Managing cytokine release syndrome (CRS)

The reported incidence of CRS in recent trials ranges from 50 to 93 percent[7], with symptoms spanning the spectrum from mild, flu-like symptoms to severe life-threatening systemic inflammatory responses. Currently, tocilizumab, a monoclonal antibody that competitively inhibits the binding of interleukin-6 (IL-6) to its receptor and hinders IL-6 from exerting its pro-inflammatory effects,[8] is considered first-line treatment for mitigating moderate to severe CRS. In cases where tocilizumab is not effective, steroids have been used. Humanized immunoglobulin (IG)-1 anti-human immunoglobulin (anti-hIL)-6R was also approved by the U.S. FDA in August 2017 for treatment of CRS. To date, prophylaxis with tocilizumab has not been shown to reduce the incidence of CRS.

Future of CAR T-Cell therapy in successfully expanding into solid tumors indications

Looking forward, we are seeing continued investment in CAR T-cell therapies as researchers seek to answer key clinical questions such as:

  • Can CAR T-cell therapy be used earlier in the course of treatment?
  • Can CAR T-cell treatment replace autologous transplant?
  • What is the role of CAR T-cell therapy in maintenance?
  • How can CAR T-cell treatment be made safer?
  • Will CAR T-cell therapy become an off-the-shelf treatment?

With ongoing research, we hope to see faster, more cost-effective manufacturing and cell expansion using off-the-shelf products with improved safety profiles, making CAR T-cell therapy more accessible and affordable to the patients who need it.

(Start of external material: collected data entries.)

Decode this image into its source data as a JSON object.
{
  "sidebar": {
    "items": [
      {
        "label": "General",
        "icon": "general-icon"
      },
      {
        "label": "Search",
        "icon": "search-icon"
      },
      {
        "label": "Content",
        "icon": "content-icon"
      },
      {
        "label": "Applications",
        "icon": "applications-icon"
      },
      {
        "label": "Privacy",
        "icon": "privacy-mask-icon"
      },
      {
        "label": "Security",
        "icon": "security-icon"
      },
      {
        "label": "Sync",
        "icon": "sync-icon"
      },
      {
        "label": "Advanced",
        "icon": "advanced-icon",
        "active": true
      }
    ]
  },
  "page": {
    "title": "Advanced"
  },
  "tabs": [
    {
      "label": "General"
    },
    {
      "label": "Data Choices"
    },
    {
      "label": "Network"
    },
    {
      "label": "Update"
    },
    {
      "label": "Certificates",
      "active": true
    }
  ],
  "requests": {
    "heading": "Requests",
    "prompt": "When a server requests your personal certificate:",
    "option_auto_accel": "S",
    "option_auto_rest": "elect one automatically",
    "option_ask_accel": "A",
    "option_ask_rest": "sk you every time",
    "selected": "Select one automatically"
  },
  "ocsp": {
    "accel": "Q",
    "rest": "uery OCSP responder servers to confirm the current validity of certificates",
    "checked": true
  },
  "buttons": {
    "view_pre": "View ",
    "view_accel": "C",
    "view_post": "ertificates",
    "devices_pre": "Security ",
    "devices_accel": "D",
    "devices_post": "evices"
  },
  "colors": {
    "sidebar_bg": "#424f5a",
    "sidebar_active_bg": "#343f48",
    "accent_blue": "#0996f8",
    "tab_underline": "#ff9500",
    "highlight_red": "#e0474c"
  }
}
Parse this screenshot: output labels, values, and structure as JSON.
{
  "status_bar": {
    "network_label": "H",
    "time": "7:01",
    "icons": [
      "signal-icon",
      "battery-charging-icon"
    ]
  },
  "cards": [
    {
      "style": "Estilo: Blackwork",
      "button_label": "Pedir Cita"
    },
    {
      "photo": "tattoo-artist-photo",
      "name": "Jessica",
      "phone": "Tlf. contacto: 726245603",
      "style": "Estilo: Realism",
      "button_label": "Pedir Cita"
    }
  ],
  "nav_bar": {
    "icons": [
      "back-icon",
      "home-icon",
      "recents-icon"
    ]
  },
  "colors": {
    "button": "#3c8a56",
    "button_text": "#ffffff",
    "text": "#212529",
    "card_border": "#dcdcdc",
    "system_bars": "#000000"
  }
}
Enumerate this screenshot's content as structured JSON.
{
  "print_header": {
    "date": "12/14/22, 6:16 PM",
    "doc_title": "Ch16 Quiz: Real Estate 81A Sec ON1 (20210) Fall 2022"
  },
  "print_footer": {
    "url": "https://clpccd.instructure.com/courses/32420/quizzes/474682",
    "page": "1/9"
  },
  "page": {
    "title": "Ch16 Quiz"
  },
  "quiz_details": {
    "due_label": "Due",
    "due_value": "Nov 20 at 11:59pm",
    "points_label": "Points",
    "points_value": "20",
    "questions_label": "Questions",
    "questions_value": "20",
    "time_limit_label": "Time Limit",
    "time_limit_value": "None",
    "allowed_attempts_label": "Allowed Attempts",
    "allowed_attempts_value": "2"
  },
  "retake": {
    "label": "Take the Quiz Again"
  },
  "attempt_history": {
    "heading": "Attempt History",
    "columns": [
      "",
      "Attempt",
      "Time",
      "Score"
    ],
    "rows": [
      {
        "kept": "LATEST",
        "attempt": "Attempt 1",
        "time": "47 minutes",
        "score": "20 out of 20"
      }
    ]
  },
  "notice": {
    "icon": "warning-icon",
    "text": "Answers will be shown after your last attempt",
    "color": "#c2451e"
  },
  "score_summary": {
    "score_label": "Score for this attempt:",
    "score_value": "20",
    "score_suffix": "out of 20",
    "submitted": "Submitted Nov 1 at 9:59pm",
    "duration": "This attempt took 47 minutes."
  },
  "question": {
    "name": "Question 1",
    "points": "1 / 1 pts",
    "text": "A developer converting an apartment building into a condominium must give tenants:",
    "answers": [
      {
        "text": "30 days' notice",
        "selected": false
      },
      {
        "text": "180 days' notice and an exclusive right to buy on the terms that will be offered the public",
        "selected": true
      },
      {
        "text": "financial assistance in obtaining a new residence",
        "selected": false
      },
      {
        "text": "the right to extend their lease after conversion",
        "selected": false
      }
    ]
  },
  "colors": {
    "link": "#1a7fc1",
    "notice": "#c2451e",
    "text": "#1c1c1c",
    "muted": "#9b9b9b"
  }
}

[1] Hinrichs CS, Restifo NP. Reassessing target antigens for adoptive T-cell therapy. Biotechnol 2013;31:999-1008.

[2] Cell and Gene Therapy Tracker: Global CAR T-Cell Trials. Available at Accessed April 19, 2019.

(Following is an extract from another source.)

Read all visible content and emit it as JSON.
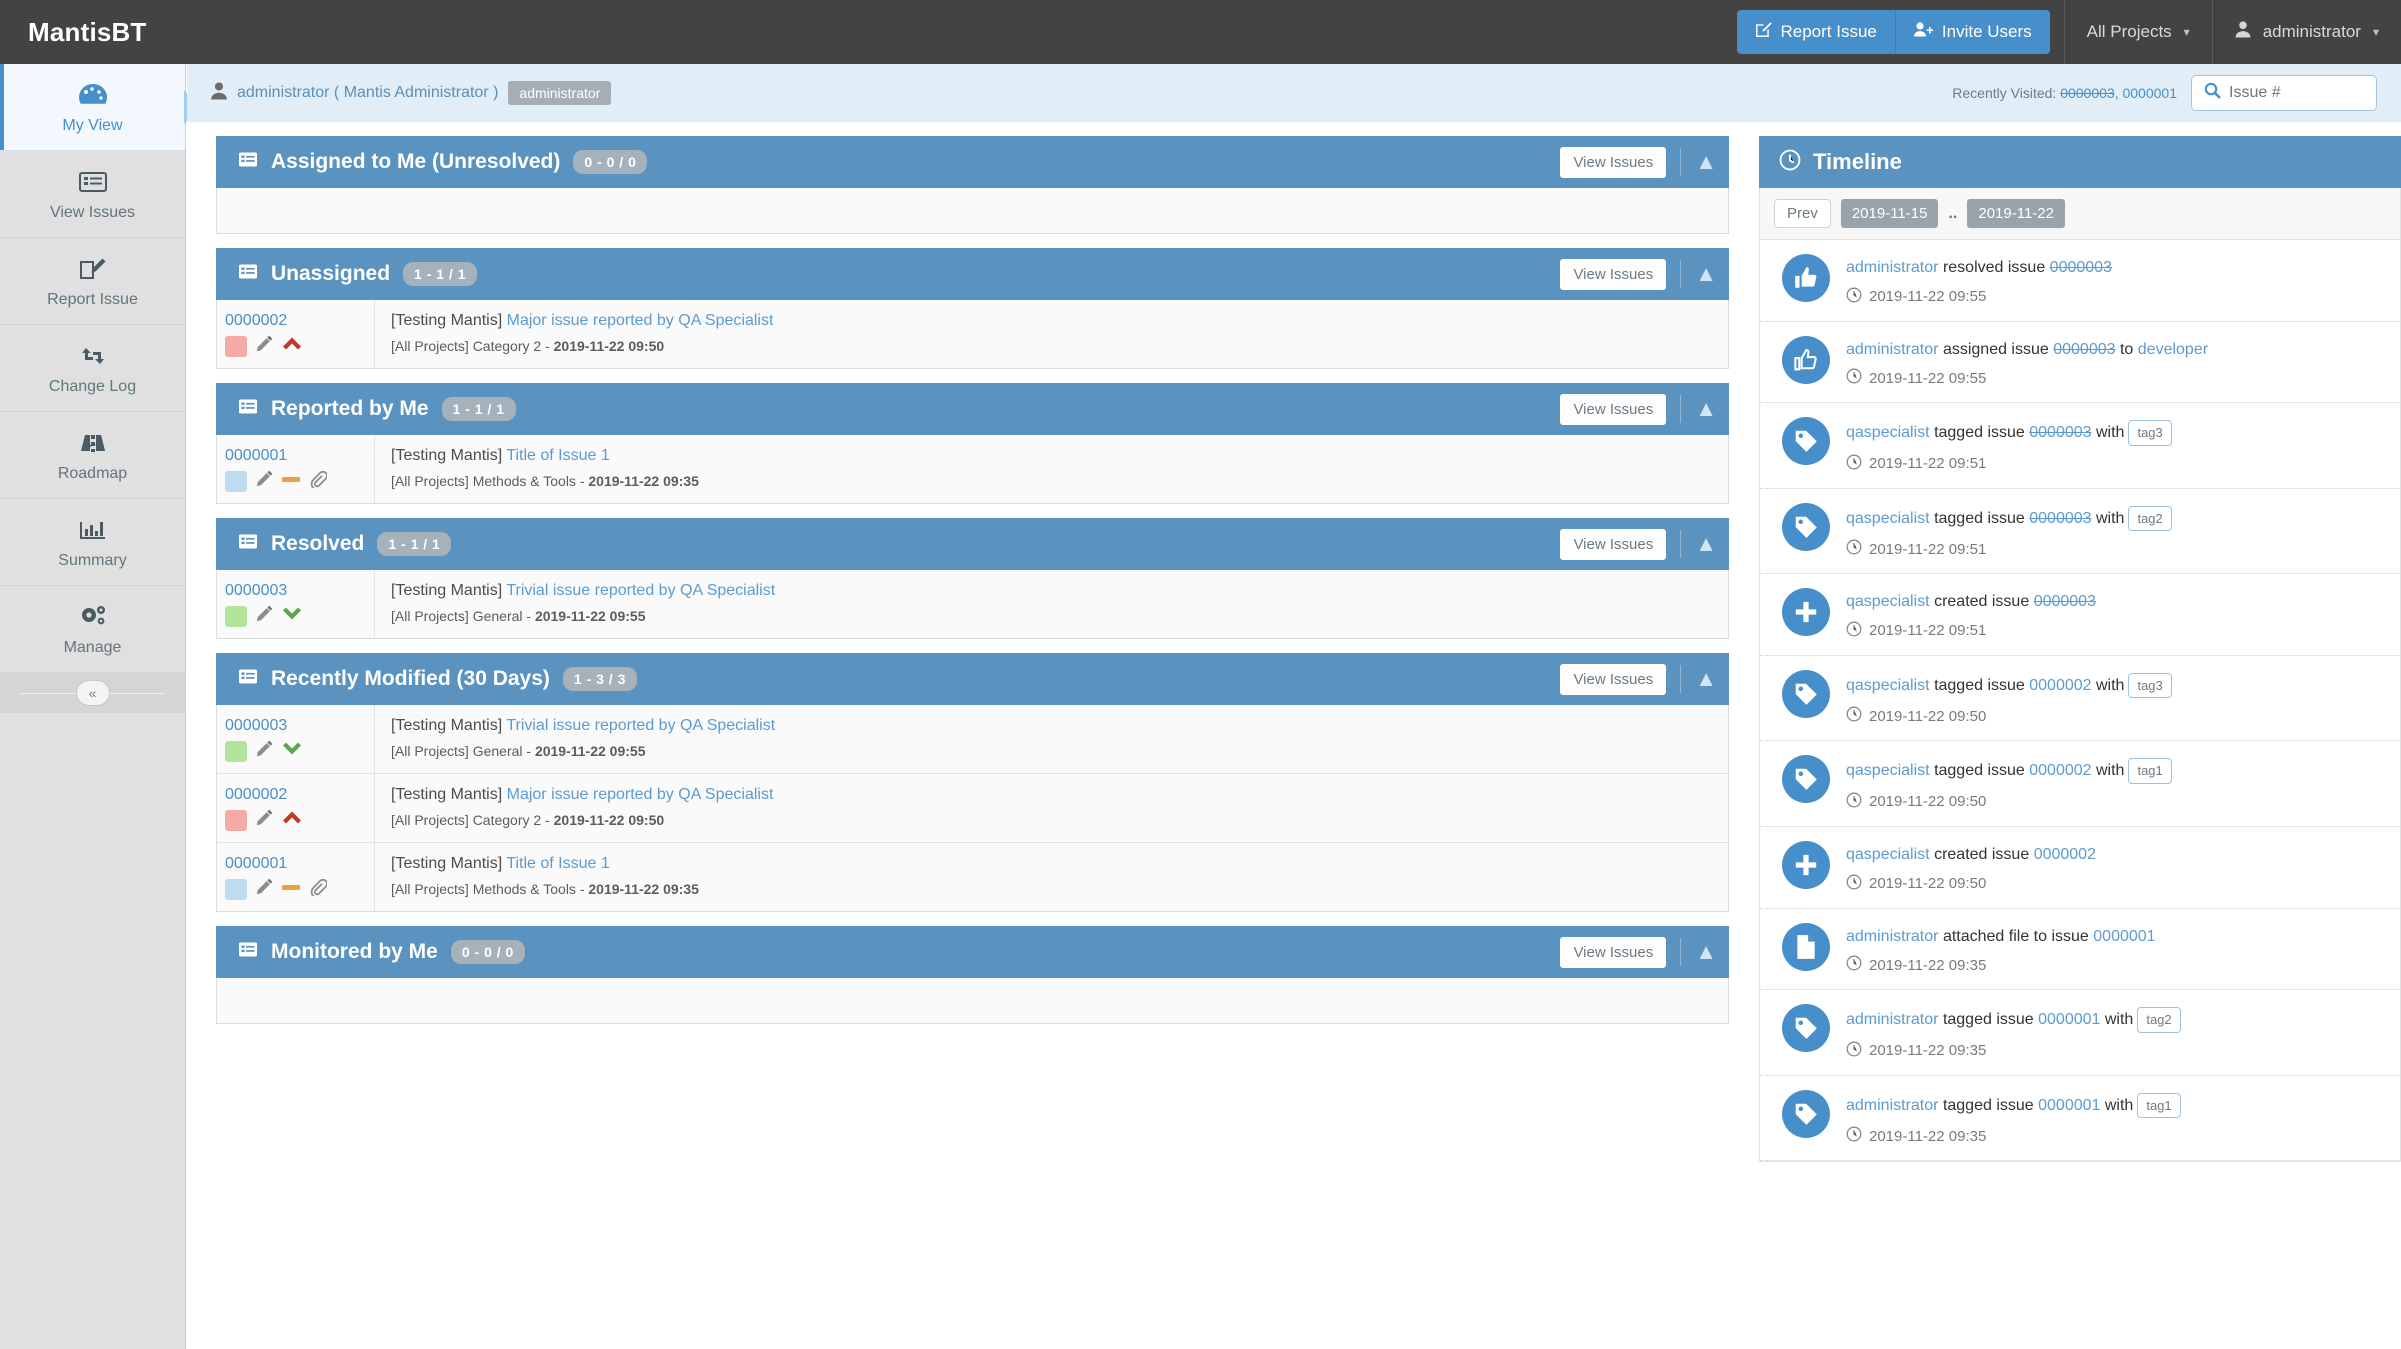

[3] Xu D, et al. The development of CAR design for tumor CAR-T cell therapy. Oncotarget 2018;9(17):13991-14004.

[4] Zhao Q, et al. The application of CAR-T cell therapy in hematological malignancies: advantages and challenges. Acta Pharm Sin B 2018;8(4):539-551.

[5] Gauthier J, Yakoub-Agha I. Chimeric antigen-receptor T-cell therapy for hematological malignancies and solid tumors: Clinical data to data, current limitations and perspectives. Curr Res Transl Med 2017;65(3):93-102.

[6] Salmikangas P, Kinsella N, Chamberlain P. Chimeric antigen receptor T-cells (CAR T-cells) for cancer immunotherapy – moving target for industry? Pharm Res 2018;35(8):152.

[7] Shimabukuro-Vornhagen A, et al. Cytokine release syndrome. J ImmunoTher Cancer 2018;6:56.

[8] Sebba A. Tocilizumab: the first interleukin-6-receptor inhibitor. Am J Health Syst Pharm 2008;65(15):1413-1418.